Dlshad Othman, 26 ans, technicien informatique de Kameshli :
« J’ai quitté la Syrie en décembre 2011. En tant que kurde, j’ai toujours eu une opinion critique vis-à-vis du régime. Avant, je travaillais pour un fournisseur d’accès Internet à Damas, mais on ne me donnait que des tâches manuelles et mon salaire n’était pas bon. Au début du soulèvement, j’ai perdu mon travail à cause de mes opinions politiques. Plus tard, j’ai rejoint une ONG [organisation non gouvernementale] de Damas qui documente les violences contre les journalistes. Je trouvais des moyens pour que les militants puissent se servir d’Internet en toute sécurité ».
« En octobre 2011, j’ai donné un entretien télévisé à un journaliste britannique. Il a été arrêté alors qu’il avait les images de l’entretien sur son ordinateur portable. Un ami m’a prévenu et je me suis enfui au Liban, car je sais que les forces de sécurité me recherchaient. J’ai facilement trouvé un travail aux États-Unis et j’ai obtenu un visa. J’ai eu de la chance, car il y a beaucoup d’opportunités pour les personnes qui ont des compétences en informatique.
« La Syrie ne me manque pas du tout, car il n’y a pas de respect là-bas, pas de sécurité de l’emploi, pas de professionnalisme dans le monde du travail.
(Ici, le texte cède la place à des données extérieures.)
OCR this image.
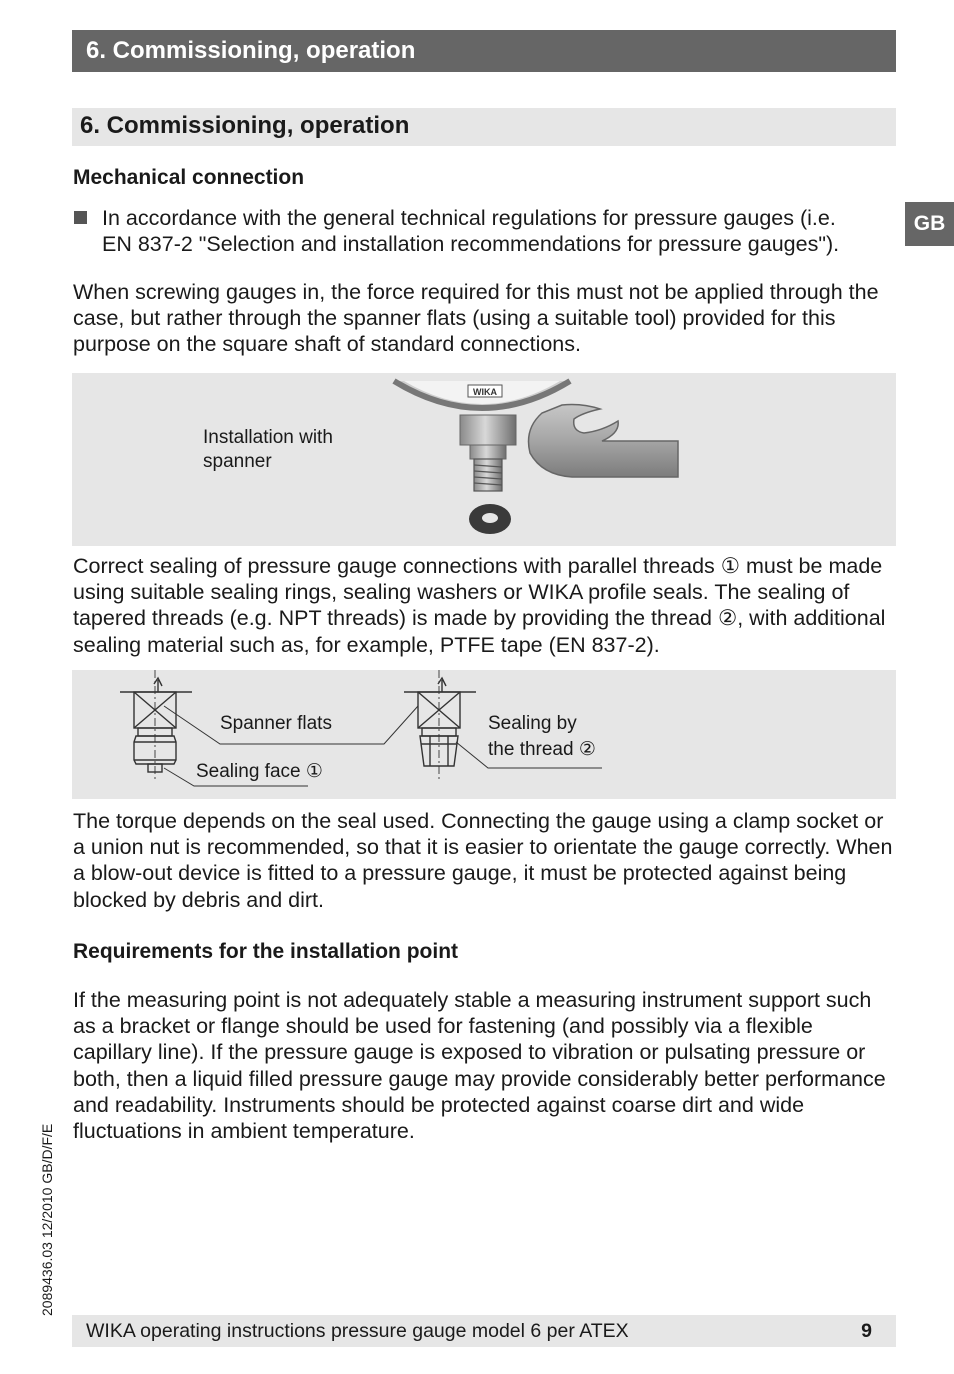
6. Commissioning, operation
6. Commissioning, operation
GB
Mechanical connection

In accordance with the general technical regulations for pressure gauges (i.e.
EN 837-2 "Selection and installation recommendations for pressure gauges").

When screwing gauges in, the force required for this must not be applied through the case, but rather through the spanner flats (using a suitable tool) provided for this purpose on the square shaft of standard connections.

Installation with
spanner
WIKA

Correct sealing of pressure gauge connections with parallel threads ① must be made using suitable sealing rings, sealing washers or WIKA profile seals. The sealing of tapered threads (e.g. NPT threads) is made by providing the thread ②, with additional sealing material such as, for example, PTFE tape (EN 837-2).

Spanner flats
Sealing face ①
Sealing by
the thread ②

The torque depends on the seal used. Connecting the gauge using a clamp socket or a union nut is recommended, so that it is easier to orientate the gauge correctly. When a blow-out device is fitted to a pressure gauge, it must be protected against being blocked by debris and dirt.

Requirements for the installation point

If the measuring point is not adequately stable a measuring instrument support such as a bracket or flange should be used for fastening (and possibly via a flexible capillary line). If the pressure gauge is exposed to vibration or pulsating pressure or both, then a liquid filled pressure gauge may provide considerably better performance and readability. Instruments should be protected against coarse dirt and wide fluctuations in ambient temperature.

2089436.03 12/2010 GB/D/F/E
WIKA operating instructions pressure gauge model 6 per ATEX	9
Ici, à Washington, c’est différent. En tant que travailleur, je suis content ici. J’ai un super travail, un bon salaire, une assurance. Je ne sais pas si j’y retournerai un jour. Ici, je peux enfin faire quelque chose : je travaille pour une ONG qui promeut la liberté sur Internet, pas seulement en Syrie, mais partout dans le monde. Je peux aussi venir en aide à ma famille financièrement.
« Comment je vois mon avenir ? Je ne l’imagine pas pour l’instant. Cette part de ma vie me manque encore. J’espère que je trouverai une réponse à cette question un jour ».